Research Engineer, Pretraining Scaling (London)

GBP 250,000-435,000 per year
MIDDLE
✅ On-site

SCRAPED

Used Tools & Technologies

Not specified

Required Skills & Competences ?

Distributed Systems @ 3 Communication @ 3 Networking @ 3 Performance Optimization @ 3 Debugging @ 3 LLM @ 3 PyTorch @ 3

Details

Anthropic’s mission is to create reliable, interpretable, and steerable AI systems that are safe and beneficial for users and society. The ML Performance and Scaling team trains production pretrained models and ensures they train reliably, efficiently, and at scale. This role sits at the intersection of research and engineering and involves working across the full production training stack: performance optimization, hardware debugging, experimental design, and launch coordination. The team operates closely during model launches and responds to production issues that require immediate attention.

Responsibilities

  • Own critical aspects of the production pretraining pipeline, including model operations, performance optimization, observability, and reliability.
  • Debug and resolve complex issues across the full stack — from hardware errors and networking to training dynamics and evaluation infrastructure.
  • Design and run experiments to improve training efficiency, reduce step time, increase uptime, and enhance model performance.
  • Respond to on-call incidents during model launches, diagnose problems quickly, and coordinate solutions across teams.
  • Build and maintain production logging, monitoring dashboards, and evaluation infrastructure.
  • Add new capabilities to the training codebase, such as long context support or novel architectures.
  • Collaborate closely with teammates across San Francisco and London, and with Tokens, Architectures, and Systems teams.
  • Document systems, debugging approaches, and lessons learned to contribute to the team's institutional knowledge.

Requirements

  • Hands-on experience training large language models or deep expertise with JAX, TPU, PyTorch, or large-scale distributed systems.
  • Comfortable splitting time between research and engineering work (roughly a 50/50 split preferred).
  • Willingness to be on-call for production systems and to work extended hours during launches, including evenings and weekends when required.
  • Strong debugging skills for complex, ambiguous problems across multiple layers of the stack.
  • Clear communication and effective collaboration, including coordinating across time zones and under high-stress incidents.
  • Passion for refining your craft as a research engineer and attention to the societal impacts of AI and responsible scaling.
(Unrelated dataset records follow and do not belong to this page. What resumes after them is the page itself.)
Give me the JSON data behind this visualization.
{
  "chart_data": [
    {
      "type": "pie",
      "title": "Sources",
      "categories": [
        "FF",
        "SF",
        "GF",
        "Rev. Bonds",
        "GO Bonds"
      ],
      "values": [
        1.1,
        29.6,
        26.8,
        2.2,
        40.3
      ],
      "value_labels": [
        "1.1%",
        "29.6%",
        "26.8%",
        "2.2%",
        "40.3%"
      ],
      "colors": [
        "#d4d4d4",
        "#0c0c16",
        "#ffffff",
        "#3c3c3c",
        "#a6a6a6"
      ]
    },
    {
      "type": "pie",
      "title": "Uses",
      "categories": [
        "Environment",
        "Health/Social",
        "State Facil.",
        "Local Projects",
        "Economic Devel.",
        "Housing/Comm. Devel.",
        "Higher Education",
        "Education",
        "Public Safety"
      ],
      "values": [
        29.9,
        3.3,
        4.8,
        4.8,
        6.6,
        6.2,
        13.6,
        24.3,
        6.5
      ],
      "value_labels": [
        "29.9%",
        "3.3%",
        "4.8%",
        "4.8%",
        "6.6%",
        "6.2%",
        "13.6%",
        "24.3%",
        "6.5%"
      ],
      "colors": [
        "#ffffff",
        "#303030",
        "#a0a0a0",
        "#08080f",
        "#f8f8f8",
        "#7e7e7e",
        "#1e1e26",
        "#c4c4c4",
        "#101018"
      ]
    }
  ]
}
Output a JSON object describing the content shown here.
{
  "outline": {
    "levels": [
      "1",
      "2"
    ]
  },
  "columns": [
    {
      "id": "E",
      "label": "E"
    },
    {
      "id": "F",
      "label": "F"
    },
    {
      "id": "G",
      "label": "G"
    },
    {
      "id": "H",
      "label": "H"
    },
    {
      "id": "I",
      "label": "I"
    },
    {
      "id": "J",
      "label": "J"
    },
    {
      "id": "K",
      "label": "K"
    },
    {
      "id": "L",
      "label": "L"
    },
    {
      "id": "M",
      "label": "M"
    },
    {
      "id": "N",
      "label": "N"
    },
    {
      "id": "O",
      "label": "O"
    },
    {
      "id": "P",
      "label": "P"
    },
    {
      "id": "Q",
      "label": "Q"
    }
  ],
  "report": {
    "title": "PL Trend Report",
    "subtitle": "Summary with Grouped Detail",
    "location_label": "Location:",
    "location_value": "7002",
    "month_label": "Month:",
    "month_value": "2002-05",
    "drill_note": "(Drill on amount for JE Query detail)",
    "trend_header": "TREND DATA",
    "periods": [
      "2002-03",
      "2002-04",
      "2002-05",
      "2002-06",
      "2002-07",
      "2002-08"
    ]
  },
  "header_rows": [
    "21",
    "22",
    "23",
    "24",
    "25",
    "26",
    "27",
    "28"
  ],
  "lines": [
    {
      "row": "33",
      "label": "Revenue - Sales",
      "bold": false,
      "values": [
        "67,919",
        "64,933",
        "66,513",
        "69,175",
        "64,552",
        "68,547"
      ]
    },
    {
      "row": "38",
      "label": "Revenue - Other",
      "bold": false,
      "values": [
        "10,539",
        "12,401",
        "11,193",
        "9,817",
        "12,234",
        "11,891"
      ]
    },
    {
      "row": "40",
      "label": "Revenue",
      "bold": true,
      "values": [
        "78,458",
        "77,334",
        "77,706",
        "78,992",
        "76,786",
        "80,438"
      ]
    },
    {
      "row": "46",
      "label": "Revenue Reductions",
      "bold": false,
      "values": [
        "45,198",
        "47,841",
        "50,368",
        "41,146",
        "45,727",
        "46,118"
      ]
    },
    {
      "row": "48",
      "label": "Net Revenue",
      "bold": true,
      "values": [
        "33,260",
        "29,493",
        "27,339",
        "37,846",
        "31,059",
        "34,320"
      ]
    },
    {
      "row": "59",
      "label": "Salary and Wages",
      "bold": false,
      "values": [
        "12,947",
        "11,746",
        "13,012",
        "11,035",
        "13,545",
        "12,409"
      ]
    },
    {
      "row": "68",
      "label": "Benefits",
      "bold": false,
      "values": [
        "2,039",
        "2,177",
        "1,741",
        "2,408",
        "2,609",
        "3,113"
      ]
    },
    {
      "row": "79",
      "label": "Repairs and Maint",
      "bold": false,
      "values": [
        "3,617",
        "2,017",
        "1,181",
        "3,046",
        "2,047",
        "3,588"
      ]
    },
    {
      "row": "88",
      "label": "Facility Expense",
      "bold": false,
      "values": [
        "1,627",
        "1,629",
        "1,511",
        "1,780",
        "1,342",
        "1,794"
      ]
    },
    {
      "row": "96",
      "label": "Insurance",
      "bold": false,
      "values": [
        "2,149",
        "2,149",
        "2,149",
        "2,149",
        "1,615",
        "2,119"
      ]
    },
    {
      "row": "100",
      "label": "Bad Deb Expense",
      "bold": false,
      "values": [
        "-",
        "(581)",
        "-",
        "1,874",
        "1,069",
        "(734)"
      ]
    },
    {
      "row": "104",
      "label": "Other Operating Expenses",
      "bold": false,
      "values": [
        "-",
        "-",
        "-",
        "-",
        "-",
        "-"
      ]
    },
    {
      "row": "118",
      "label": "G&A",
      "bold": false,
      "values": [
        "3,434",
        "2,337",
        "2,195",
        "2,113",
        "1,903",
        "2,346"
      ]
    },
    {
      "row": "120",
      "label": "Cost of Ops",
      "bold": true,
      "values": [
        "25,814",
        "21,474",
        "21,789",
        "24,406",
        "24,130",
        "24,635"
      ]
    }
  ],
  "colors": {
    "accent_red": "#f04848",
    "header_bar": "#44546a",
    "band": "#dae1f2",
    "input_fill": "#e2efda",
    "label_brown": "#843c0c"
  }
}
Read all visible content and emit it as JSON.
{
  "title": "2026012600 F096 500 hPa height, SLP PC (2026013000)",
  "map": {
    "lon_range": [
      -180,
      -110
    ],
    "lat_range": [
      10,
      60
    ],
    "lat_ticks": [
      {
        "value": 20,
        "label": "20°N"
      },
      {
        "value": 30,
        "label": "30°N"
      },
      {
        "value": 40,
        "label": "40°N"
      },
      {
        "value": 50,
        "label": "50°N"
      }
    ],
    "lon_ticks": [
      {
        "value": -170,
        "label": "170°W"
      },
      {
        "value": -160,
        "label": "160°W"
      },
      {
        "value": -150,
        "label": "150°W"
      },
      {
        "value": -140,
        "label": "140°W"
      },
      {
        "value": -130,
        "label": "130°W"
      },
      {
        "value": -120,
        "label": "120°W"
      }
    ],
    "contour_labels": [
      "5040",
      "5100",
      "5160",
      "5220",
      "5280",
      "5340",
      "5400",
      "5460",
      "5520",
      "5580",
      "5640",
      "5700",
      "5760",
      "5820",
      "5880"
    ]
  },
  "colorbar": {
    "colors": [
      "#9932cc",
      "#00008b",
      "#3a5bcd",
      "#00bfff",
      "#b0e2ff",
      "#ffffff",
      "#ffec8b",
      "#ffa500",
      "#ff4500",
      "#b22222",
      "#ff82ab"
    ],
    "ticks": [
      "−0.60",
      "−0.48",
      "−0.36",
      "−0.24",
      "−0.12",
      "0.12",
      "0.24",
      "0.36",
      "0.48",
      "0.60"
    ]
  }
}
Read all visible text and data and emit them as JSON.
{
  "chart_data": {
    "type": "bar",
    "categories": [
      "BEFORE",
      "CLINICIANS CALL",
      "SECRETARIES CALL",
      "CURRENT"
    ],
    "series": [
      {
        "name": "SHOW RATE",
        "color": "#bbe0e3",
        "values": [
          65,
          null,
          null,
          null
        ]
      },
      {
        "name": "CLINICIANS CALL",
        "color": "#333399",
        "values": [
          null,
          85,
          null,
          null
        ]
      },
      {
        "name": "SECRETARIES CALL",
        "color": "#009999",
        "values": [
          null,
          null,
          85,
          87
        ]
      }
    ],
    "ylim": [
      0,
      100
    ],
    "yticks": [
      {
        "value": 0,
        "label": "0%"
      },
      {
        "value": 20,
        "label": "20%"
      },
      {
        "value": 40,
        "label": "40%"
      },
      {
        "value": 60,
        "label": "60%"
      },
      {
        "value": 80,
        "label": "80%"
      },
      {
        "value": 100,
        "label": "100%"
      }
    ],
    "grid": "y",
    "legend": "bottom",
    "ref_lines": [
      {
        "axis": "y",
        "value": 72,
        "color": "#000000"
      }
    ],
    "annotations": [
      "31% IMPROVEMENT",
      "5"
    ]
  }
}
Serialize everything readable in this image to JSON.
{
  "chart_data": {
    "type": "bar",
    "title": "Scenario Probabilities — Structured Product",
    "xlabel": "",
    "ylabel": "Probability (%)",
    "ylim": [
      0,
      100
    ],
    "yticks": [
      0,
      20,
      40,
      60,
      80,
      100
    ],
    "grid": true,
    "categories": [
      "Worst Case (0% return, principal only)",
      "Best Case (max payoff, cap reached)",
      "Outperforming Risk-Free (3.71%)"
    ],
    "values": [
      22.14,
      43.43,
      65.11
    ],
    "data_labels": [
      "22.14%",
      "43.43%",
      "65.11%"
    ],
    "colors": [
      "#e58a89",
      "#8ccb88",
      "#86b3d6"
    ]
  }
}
Strong candidates may also have:

  • Previous experience training LLMs or working extensively with JAX/TPU, PyTorch, or other ML frameworks at scale.
  • Contributions to open-source LLM frameworks (examples: open_lm, llm-foundry, mesh-transformer-jax).
  • Publications on model training, scaling laws, or ML systems.
  • Experience with production ML systems, observability tools, or evaluation infrastructure.
  • Background as a systems engineer, quant, or other roles combining technical depth and operational excellence.

Location & Logistics

  • This role requires working in-office 5 days per week in London.
  • Education: at least a Bachelor's degree in a related field or equivalent experience is required.
  • Location-based hybrid policy: the company currently expects all staff to be in one of their offices at least 25% of the time, though some roles may require more time in the office.
  • Visa sponsorship: Anthropic does sponsor visas and retains immigration counsel; sponsorship is evaluated per role and candidate.
  • Application deadline: None (applications reviewed on a rolling basis).

Compensation & Benefits

  • Expected base annual salary: £250,000 - £435,000 GBP.
  • Total compensation package for full-time employees includes equity, benefits, and may include incentive compensation.
  • Company highlights: competitive compensation and benefits, optional equity donation matching, generous vacation and parental leave, flexible working hours, and office space for collaboration.

What Makes This Role Unique

  • Highly operational research engineering work with direct responsibility for keeping production models training smoothly.
  • Significant learning opportunities working on large-scale training runs alongside researchers and engineers.
  • The role emphasizes impact, responsiveness during launches, and building institutional knowledge that compounds over time.

How to Apply

  • Candidates are encouraged to apply even if they do not meet every qualification listed. Anthropic values diverse perspectives and recognizes that not all strong candidates will match every listed requirement.